This may be applicable to Goodwes, maybe more general. I don’t know. I share it here as a lesson learned and that somebody may not have to learn in future. And maybe because somebody who really understands the Goodwe ES inverters may offer corrections & further enlightenment.
Saturday morning we had an early morning outage (not load shedding). Round about 9AM. It was a clear, sunny day, but look…
If you’re not familiar with SEMS portal, the blue line is PV being drawn from the panels, green line is SOC, orange line is load.
PV drops just as the outage begins. You can’t see the blue line because it is on the zero axis, behind other lines.
Now I have for some time run my Goodwe in “Eco” mode. This allows you to set time slots during which the battery will discharge or charge. I have it set for one charge slot - 15:00 to 16:00. This so that on overcast days my battery gets an afternoon charge and I am good for the evening.
So the first thing I checked was the front panel of the Goodwe. This has an LED to show if either of the PV strings is active. It was burning a solid blue - so it could “see” both strings. I checked the Goodwe app - it showed 250 odd volts on each string, but no current.
OK… this should have led me away from the path that I was about to follow but I
- Turned both the PV breakers off (LED went out).
- Checked the fuses with a multimeter - they are good.
- Replaced the fuses, checking they were located correctly.
- Turned the breakers both on.
Well maybe it’s going to kick start something. But it didn’t. The app still reported 250 odd volts and no current. The LED still burned., No PV was being drawn.

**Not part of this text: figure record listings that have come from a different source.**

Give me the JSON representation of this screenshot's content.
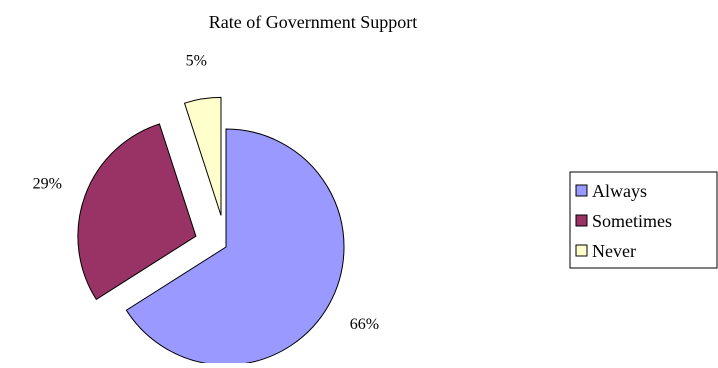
{
  "chart_data": {
    "type": "pie",
    "title": "Rate of Government Support",
    "exploded": true,
    "categories": [
      "Always",
      "Sometimes",
      "Never"
    ],
    "values": [
      66,
      29,
      5
    ],
    "data_labels": [
      "66%",
      "29%",
      "5%"
    ],
    "colors": [
      "#9999ff",
      "#993366",
      "#ffffcc"
    ],
    "legend": {
      "position": "right",
      "entries": [
        "Always",
        "Sometimes",
        "Never"
      ]
    }
  }
}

At this point I start googling for after hours PV troubleshooters. There don’t see to be any. So now what?
Had I played with any settings lately? No. This is against my religion. I don’t touch that stuff. Also the Freedom Won BMS will override any changes I make on the battery side (spoil sports!).

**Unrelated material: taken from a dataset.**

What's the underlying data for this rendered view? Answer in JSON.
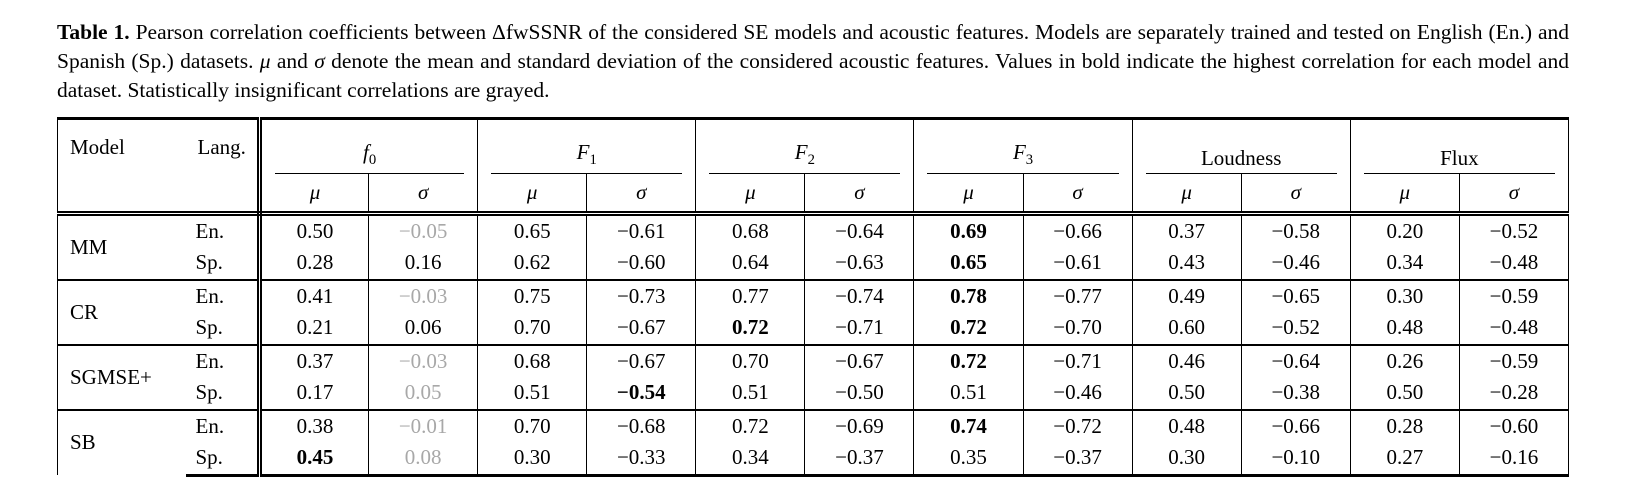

So I changed the mode from “eco” to “off grid” because, really, I am off grid.
Bingo! It starts drawing PV and charging the batteries again.
In for a penny, in for a pound. I now changed it back to “general” mode. In this mode it uses PV, battery, grid in that order. Now when the grid comes back the inverter will know and can use it if it needs to.
But now I started thinking back to another recent incident. Thursday just gone.
So now the PV is up and down and the battery is actually discharging more than it is charging. I checked the Goodwe app, and the incoming voltage is low. Alternating between mid 180s and low 200s. The Goodwe, with safety code set to “South Africa”, disconnects from the grid at around 195V. It reconnects at about 200. The change I made here was to switch it to the “50Hz default” safety code. Set like this, the Goodwe doesn’t care what’s coming in as long as it’s above 170 and it’s at 50Hz. You can see the problem going away.
So I should have put two and two together here: When the inverter is in eco mode, when the time is not within a charge slot, and when it doesn’t accept or get any grid input, it doesn’t take any PV, no matter how much is available.
Later in the day, with voltage back but still low, I changed safety code to “South Africa” and inverter mode to “eco”. Straight away the PV drops to zero (inverter not getting any grid power).
I then put the inverter back into “general” mode and turned off the main breaker for the property. The drawing of PV was unaffected.
This was still strange to me, because I had the inverter stuck in eco mode with that single 15:00 to 16:00 charge slot for over a year. But looking back through the history on SEMS I found smoking guns. Like this one
Conclusion: If the following conditions are in place
- Inverter in eco mode
- The time of day is outside of a charge time as per eco mode
- No grid coming into inverter (for whatever reason)
Then the inverter will not draw any PV. Possibly until a charge cycle/time slot is entered.
So I am leaving my Goodwe inverter in general mode, unless I have to charge from grid.
I had left it stuck in eco mode because you can change modes remotely, it’s a security blanket, and because I was too lazy to change the mode every day.